The Brutal Telling
“Is that why you lit the fires, Olivier? Before the police arrived?”
Olivier hung his head. It was over. Finally.
“How’d you know where to look?” he asked.
“I didn’t, at first. But sitting here watching the search I remembered you’d said the bistro used to be a hardware store. And that the fireplaces had to be rebuilt. They were the only new thing in the room, though they looked old. And I remembered the fires, lit on a damp but not cold morning. The first thing you did when the body was discovered. Why?” He nodded toward the things on the table. “To make sure we wouldn’t find those.”
Armand Gamache leaned forward, toward Olivier on the other side of the menorah and the burlap bag. Beyond the pale. “Tell us what happened. The truth this time.”
Gabri sat beside Olivier, still in shock. He’d been amused at first when the Sûreté search party had shown up, moved from the Parra place back to the bistro. He had made a few feeble jokes. But as the search became more and more invasive Gabri’s amusement had faded, replaced by annoyance, then anger. And now shock.

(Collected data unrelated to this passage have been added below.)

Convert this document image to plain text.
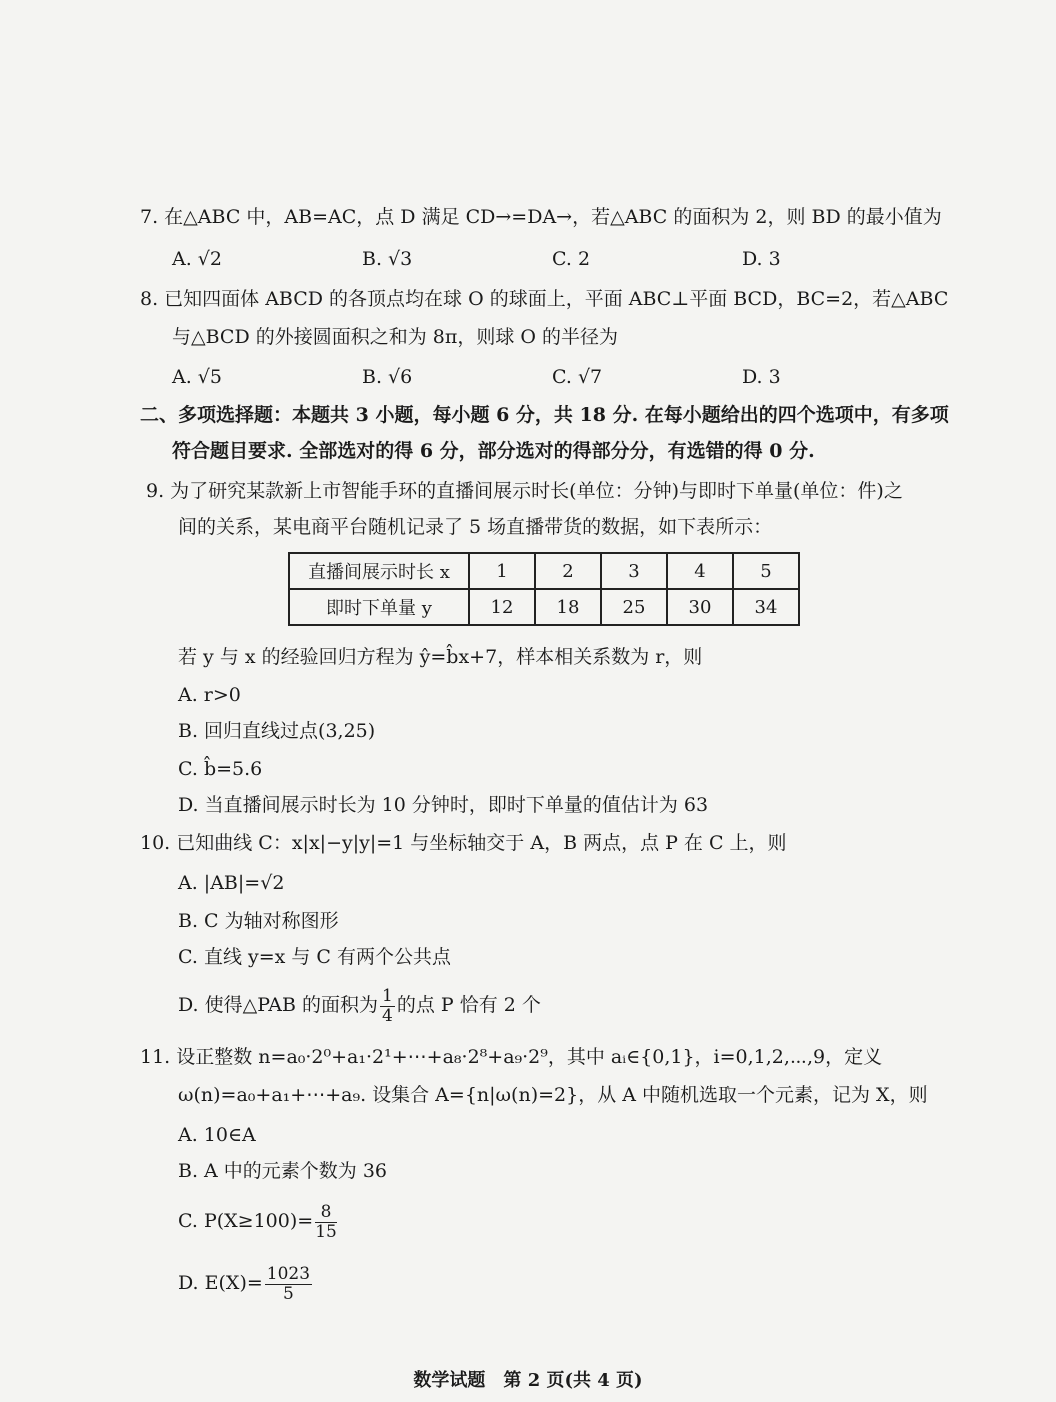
7. 在△ABC 中，AB=AC，点 D 满足 CD→=DA→，若△ABC 的面积为 2，则 BD 的最小值为
A. √2	B. √3	C. 2	D. 3
8. 已知四面体 ABCD 的各顶点均在球 O 的球面上，平面 ABC⊥平面 BCD，BC=2，若△ABC
与△BCD 的外接圆面积之和为 8π，则球 O 的半径为
A. √5	B. √6	C. √7	D. 3
二、多项选择题：本题共 3 小题，每小题 6 分，共 18 分. 在每小题给出的四个选项中，有多项
符合题目要求. 全部选对的得 6 分，部分选对的得部分分，有选错的得 0 分.
9. 为了研究某款新上市智能手环的直播间展示时长(单位：分钟)与即时下单量(单位：件)之
间的关系，某电商平台随机记录了 5 场直播带货的数据，如下表所示：
直播间展示时长 x	1	2	3	4	5
即时下单量 y	12	18	25	30	34
若 y 与 x 的经验回归方程为 ŷ=b̂x+7，样本相关系数为 r，则
A. r>0
B. 回归直线过点(3,25)
C. b̂=5.6
D. 当直播间展示时长为 10 分钟时，即时下单量的值估计为 63
10. 已知曲线 C：x|x|−y|y|=1 与坐标轴交于 A，B 两点，点 P 在 C 上，则
A. |AB|=√2
B. C 为轴对称图形
C. 直线 y=x 与 C 有两个公共点
D. 使得△PAB 的面积为 $\frac{1}{4}$ 的点 P 恰有 2 个
11. 设正整数 n=a₀·2⁰+a₁·2¹+⋯+a₈·2⁸+a₉·2⁹，其中 aᵢ∈{0,1}，i=0,1,2,⋯,9，定义
ω(n)=a₀+a₁+⋯+a₉. 设集合 A={n|ω(n)=2}，从 A 中随机选取一个元素，记为 X，则
A. 10∈A
B. A 中的元素个数为 36
C. $P(X\ge 100)= \frac{8}{15}$
D. $E(X)= \frac{1023}{5}$
数学试题　第 2 页(共 4 页)
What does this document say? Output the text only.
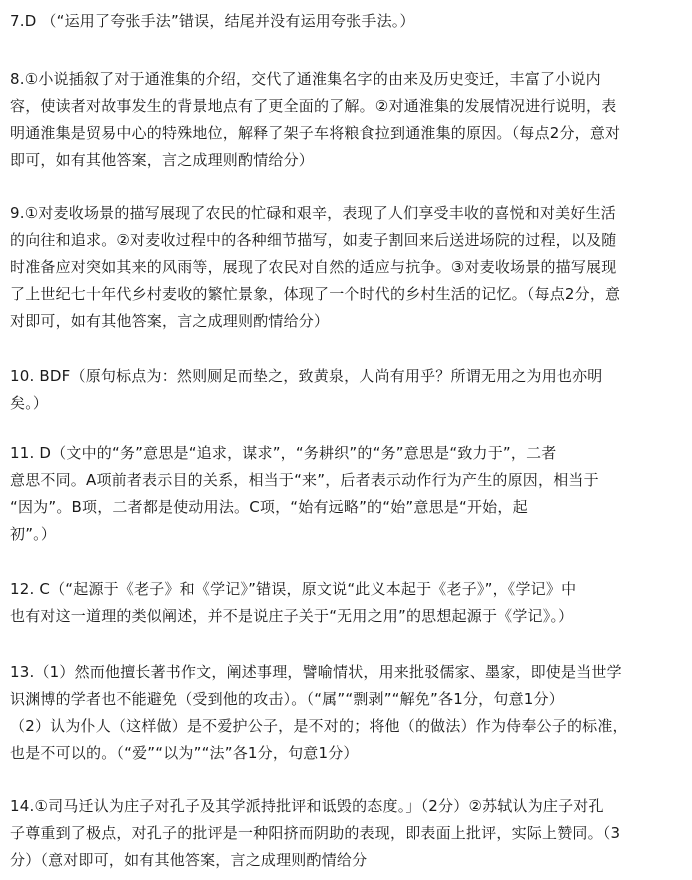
7.D （“运用了夸张手法”错误，结尾并没有运用夸张手法。）
8.①小说插叙了对于通淮集的介绍，交代了通淮集名字的由来及历史变迁，丰富了小说内
容，使读者对故事发生的背景地点有了更全面的了解。②对通淮集的发展情况进行说明，表
明通淮集是贸易中心的特殊地位，解释了架子车将粮食拉到通淮集的原因。（每点2分，意对
即可，如有其他答案，言之成理则酌情给分）
9.①对麦收场景的描写展现了农民的忙碌和艰辛，表现了人们享受丰收的喜悦和对美好生活
的向往和追求。②对麦收过程中的各种细节描写，如麦子割回来后送进场院的过程，以及随
时准备应对突如其来的风雨等，展现了农民对自然的适应与抗争。③对麦收场景的描写展现
了上世纪七十年代乡村麦收的繁忙景象，体现了一个时代的乡村生活的记忆。（每点2分，意
对即可，如有其他答案，言之成理则酌情给分）
10. BDF（原句标点为：然则厕足而垫之，致黄泉，人尚有用乎？所谓无用之为用也亦明
矣。）
11. D（文中的“务”意思是“追求，谋求”，“务耕织”的“务”意思是“致力于”，二者
意思不同。A项前者表示目的关系，相当于“来”，后者表示动作行为产生的原因，相当于
“因为”。B项，二者都是使动用法。C项，“始有远略”的“始”意思是“开始，起
初”。）
12. C（“起源于《老子》和《学记》”错误，原文说“此义本起于《老子》”，《学记》中
也有对这一道理的类似阐述，并不是说庄子关于“无用之用”的思想起源于《学记》。）
13.（1）然而他擅长著书作文，阐述事理，譬喻情状，用来批驳儒家、墨家，即使是当世学
识渊博的学者也不能避免（受到他的攻击）。（“属”“剽剥”“解免”各1分，句意1分）
（2）认为仆人（这样做）是不爱护公子，是不对的；将他（的做法）作为侍奉公子的标准，
也是不可以的。（“爱”“以为”“法”各1分，句意1分）
14.①司马迁认为庄子对孔子及其学派持批评和诋毁的态度。」（2分）②苏轼认为庄子对孔
子尊重到了极点，对孔子的批评是一种阳挤而阴助的表现，即表面上批评，实际上赞同。（3
分）（意对即可，如有其他答案，言之成理则酌情给分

But he’d never left Olivier’s side, and he didn’t now.
“He was dead when I found him. I admit, I took those.” Olivier gestured to the items on the table. “But I didn’t kill him.”
“Be careful, Olivier. I’m begging you to be careful.” Gamache’s voice held an edge that chilled even the Sûreté officers.

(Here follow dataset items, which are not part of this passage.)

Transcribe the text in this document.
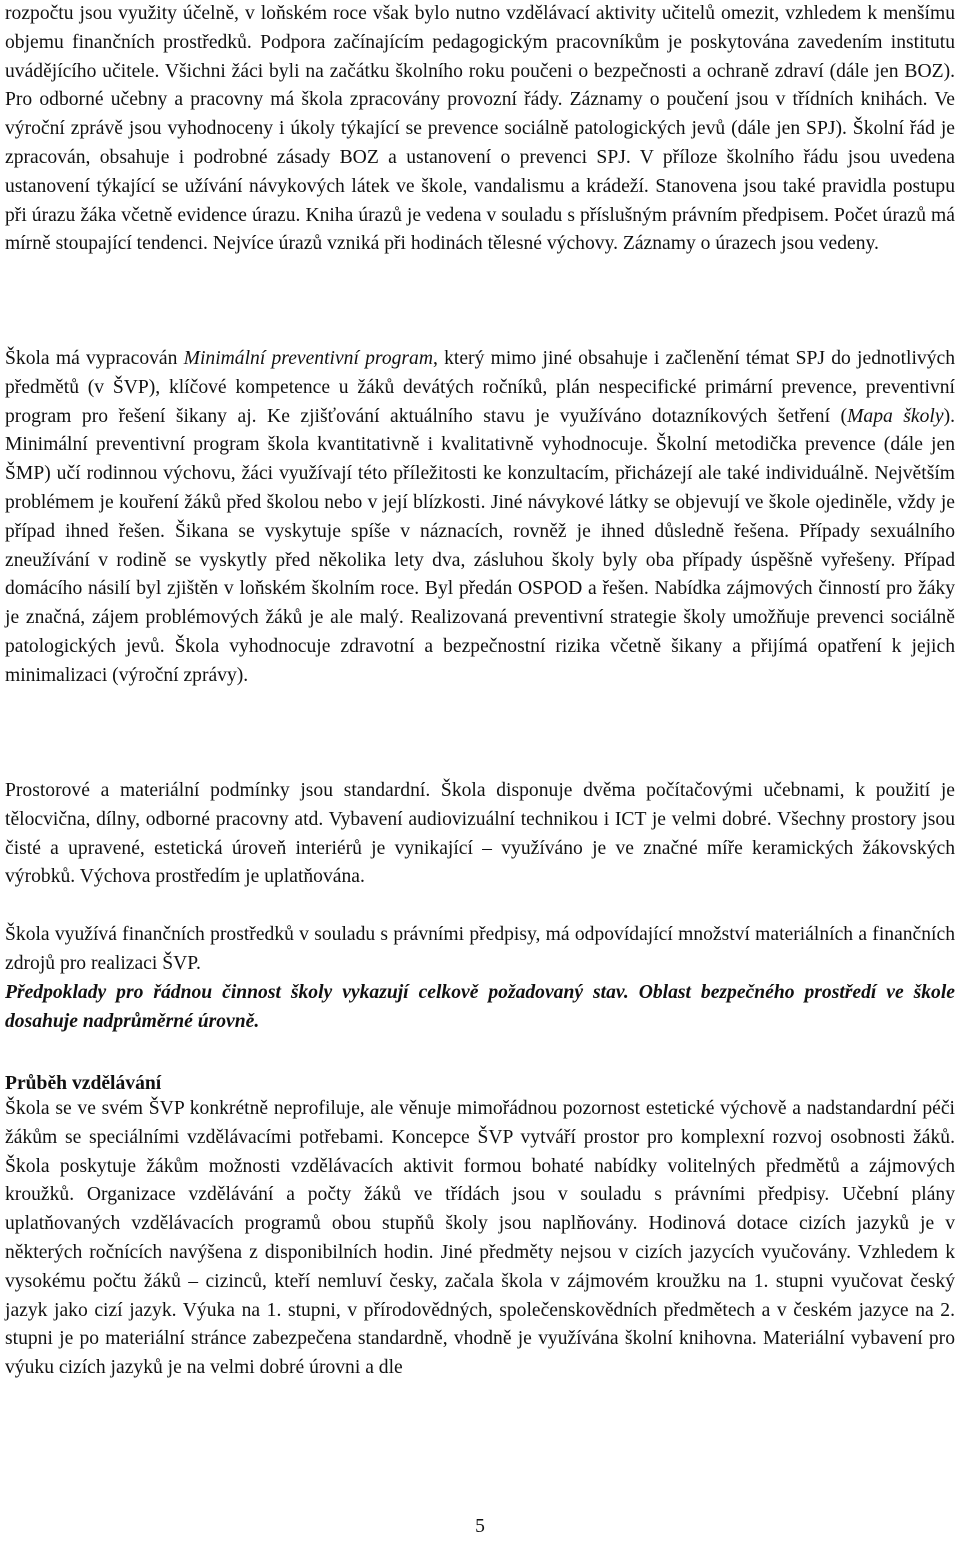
rozpočtu jsou využity účelně, v loňském roce však bylo nutno vzdělávací aktivity učitelů omezit, vzhledem k menšímu objemu finančních prostředků. Podpora začínajícím pedagogickým pracovníkům je poskytována zavedením institutu uvádějícího učitele. Všichni žáci byli na začátku školního roku poučeni o bezpečnosti a ochraně zdraví (dále jen BOZ). Pro odborné učebny a pracovny má škola zpracovány provozní řády. Záznamy o poučení jsou v třídních knihách. Ve výroční zprávě jsou vyhodnoceny i úkoly týkající se prevence sociálně patologických jevů (dále jen SPJ). Školní řád je zpracován, obsahuje i podrobné zásady BOZ a ustanovení o prevenci SPJ. V příloze školního řádu jsou uvedena ustanovení týkající se užívání návykových látek ve škole, vandalismu a krádeží. Stanovena jsou také pravidla postupu při úrazu žáka včetně evidence úrazu. Kniha úrazů je vedena v souladu s příslušným právním předpisem. Počet úrazů má mírně stoupající tendenci. Nejvíce úrazů vzniká při hodinách tělesné výchovy. Záznamy o úrazech jsou vedeny.

Škola má vypracován Minimální preventivní program, který mimo jiné obsahuje i začlenění témat SPJ do jednotlivých předmětů (v ŠVP), klíčové kompetence u žáků devátých ročníků, plán nespecifické primární prevence, preventivní program pro řešení šikany aj. Ke zjišťování aktuálního stavu je využíváno dotazníkových šetření (Mapa školy). Minimální preventivní program škola kvantitativně i kvalitativně vyhodnocuje. Školní metodička prevence (dále jen ŠMP) učí rodinnou výchovu, žáci využívají této příležitosti ke konzultacím, přicházejí ale také individuálně. Největším problémem je kouření žáků před školou nebo v její blízkosti. Jiné návykové látky se objevují ve škole ojediněle, vždy je případ ihned řešen. Šikana se vyskytuje spíše v náznacích, rovněž je ihned důsledně řešena. Případy sexuálního zneužívání v rodině se vyskytly před několika lety dva, zásluhou školy byly oba případy úspěšně vyřešeny. Případ domácího násilí byl zjištěn v loňském školním roce. Byl předán OSPOD a řešen. Nabídka zájmových činností pro žáky je značná, zájem problémových žáků je ale malý. Realizovaná preventivní strategie školy umožňuje prevenci sociálně patologických jevů. Škola vyhodnocuje zdravotní a bezpečnostní rizika včetně šikany a přijímá opatření k jejich minimalizaci (výroční zprávy).

Prostorové a materiální podmínky jsou standardní. Škola disponuje dvěma počítačovými učebnami, k použití je tělocvična, dílny, odborné pracovny atd. Vybavení audiovizuální technikou i ICT je velmi dobré. Všechny prostory jsou čisté a upravené, estetická úroveň interiérů je vynikající – využíváno je ve značné míře keramických žákovských výrobků. Výchova prostředím je uplatňována.

Škola využívá finančních prostředků v souladu s právními předpisy, má odpovídající množství materiálních a finančních zdrojů pro realizaci ŠVP.

Předpoklady pro řádnou činnost školy vykazují celkově požadovaný stav. Oblast bezpečného prostředí ve škole dosahuje nadprůměrné úrovně.

Průběh vzdělávání

Škola se ve svém ŠVP konkrétně neprofiluje, ale věnuje mimořádnou pozornost estetické výchově a nadstandardní péči žákům se speciálními vzdělávacími potřebami. Koncepce ŠVP vytváří prostor pro komplexní rozvoj osobnosti žáků. Škola poskytuje žákům možnosti vzdělávacích aktivit formou bohaté nabídky volitelných předmětů a zájmových kroužků. Organizace vzdělávání a počty žáků ve třídách jsou v souladu s právními předpisy. Učební plány uplatňovaných vzdělávacích programů obou stupňů školy jsou naplňovány. Hodinová dotace cizích jazyků je v některých ročnících navýšena z disponibilních hodin. Jiné předměty nejsou v cizích jazycích vyučovány. Vzhledem k vysokému počtu žáků – cizinců, kteří nemluví česky, začala škola v zájmovém kroužku na 1. stupni vyučovat český jazyk jako cizí jazyk. Výuka na 1. stupni, v přírodovědných, společenskovědních předmětech a v českém jazyce na 2. stupni je po materiální stránce zabezpečena standardně, vhodně je využívána školní knihovna. Materiální vybavení pro výuku cizích jazyků je na velmi dobré úrovni a dle

5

“It’s the truth.” Olivier shut his eyes, almost believing if he couldn’t see them they weren’t there. The silver menorah and squalid little sack wouldn’t be sitting on a table in his bistro. The police wouldn’t be there. Just he and Gabri. Left in peace.
Finally he opened his eyes, to see the Chief Inspector looking directly at him.

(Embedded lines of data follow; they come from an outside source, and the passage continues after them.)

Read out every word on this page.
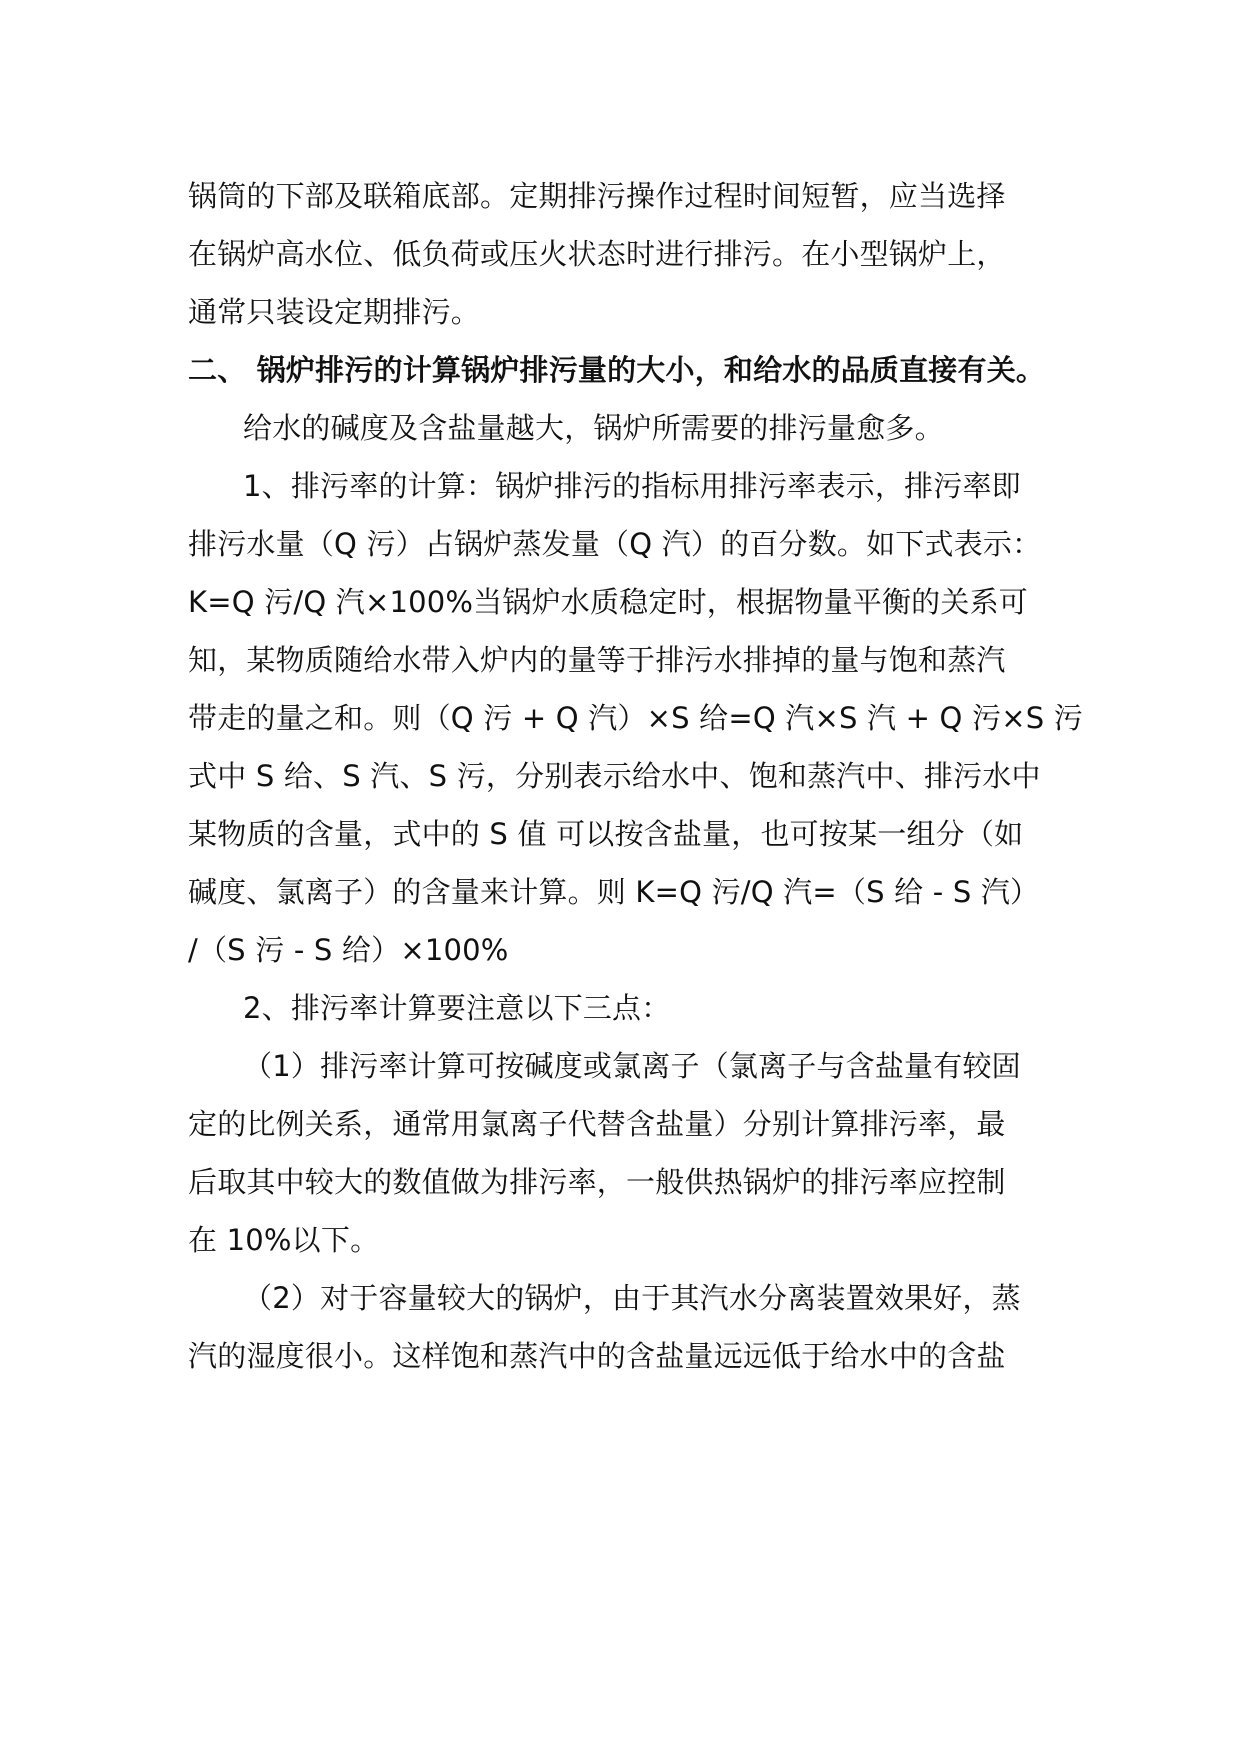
锅筒的下部及联箱底部。定期排污操作过程时间短暂，应当选择
在锅炉高水位、低负荷或压火状态时进行排污。在小型锅炉上，
通常只装设定期排污。
二、 锅炉排污的计算锅炉排污量的大小，和给水的品质直接有关。
给水的碱度及含盐量越大，锅炉所需要的排污量愈多。
1、排污率的计算：锅炉排污的指标用排污率表示，排污率即
排污水量（Q 污）占锅炉蒸发量（Q 汽）的百分数。如下式表示：
K=Q 污/Q 汽×100%当锅炉水质稳定时，根据物量平衡的关系可
知，某物质随给水带入炉内的量等于排污水排掉的量与饱和蒸汽
带走的量之和。则（Q 污 + Q 汽）×S 给=Q 汽×S 汽 + Q 污×S 污
式中 S 给、S 汽、S 污，分别表示给水中、饱和蒸汽中、排污水中
某物质的含量，式中的 S 值 可以按含盐量，也可按某一组分（如
碱度、氯离子）的含量来计算。则 K=Q 污/Q 汽=（S 给 - S 汽）
/（S 污 - S 给）×100%
2、排污率计算要注意以下三点：
（1）排污率计算可按碱度或氯离子（氯离子与含盐量有较固
定的比例关系，通常用氯离子代替含盐量）分别计算排污率，最
后取其中较大的数值做为排污率，一般供热锅炉的排污率应控制
在 10%以下。
（2）对于容量较大的锅炉，由于其汽水分离装置效果好，蒸
汽的湿度很小。这样饱和蒸汽中的含盐量远远低于给水中的含盐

“I didn’t do it, I swear to God, I didn’t do it.”
He turned to Gabri who stared back, then took his hand and turned to the Chief Inspector. “Look, you know Olivier. I know Olivier. He didn’t do this.”
Olivier’s eyes darted from one to the other. Surely there was a way out? Some crack, even the tiniest one, he could squeeze through.
“Tell me what happened,” Gamache repeated.
“I already did.”
“Again,” said Gamache.
“That creamer was valued at fifty thousand dollars. It belonged to Catherine the Great.”
“You told us the sack was gone.”
“I lied. It was there.”
“Had you seen the menorah before?”
Olivier nodded. “He used it all the time.”
“For worship?”
“For light.”
“It’s also almost certainly priceless. You knew that, I suppose.”
“You mean that’s why I took it? No, I took it because it had my fingerprints all over it. I’d touched it hundreds of times, lighting candles, putting new ones in.”
“Walk us through it,” said Gamache, his voice calm and reasonable.
And as Olivier spoke the scene unfolded before them. Of Olivier arriving back at the cabin. Seeing the door partly open, the sliver of light spilling onto the porch. Olivier pushing the door open and seeing the Hermit there. And blood. Olivier’d approached, stunned, and picked up the object by the Hermit’s hand. And seeing the blood, too late, he’d dropped it. It had bounced under the bed to be found by Agent Lacoste. Woo.
Olivier had also seen the menorah, toppled over on the floor. Coated with blood.
He’d backed out of the room, onto the porch, preparing to run. Then he stopped. In front of him was the horrible scene. A man he knew and had come to care about, violently dead. And behind him the dark forest, and the trail running through it.
And caught between the two?
Olivier.
He’d collapsed into the rocking chair on the porch to think. His back to the terrible scene in the cabin behind him. His thoughts stretching forward.
What to do?
The problem, Olivier knew, was the horse trail. He’d known it for weeks. Since the Gilberts unexpectedly bought the old Hadley house, and even more unexpectedly decided to reopen the bridle paths.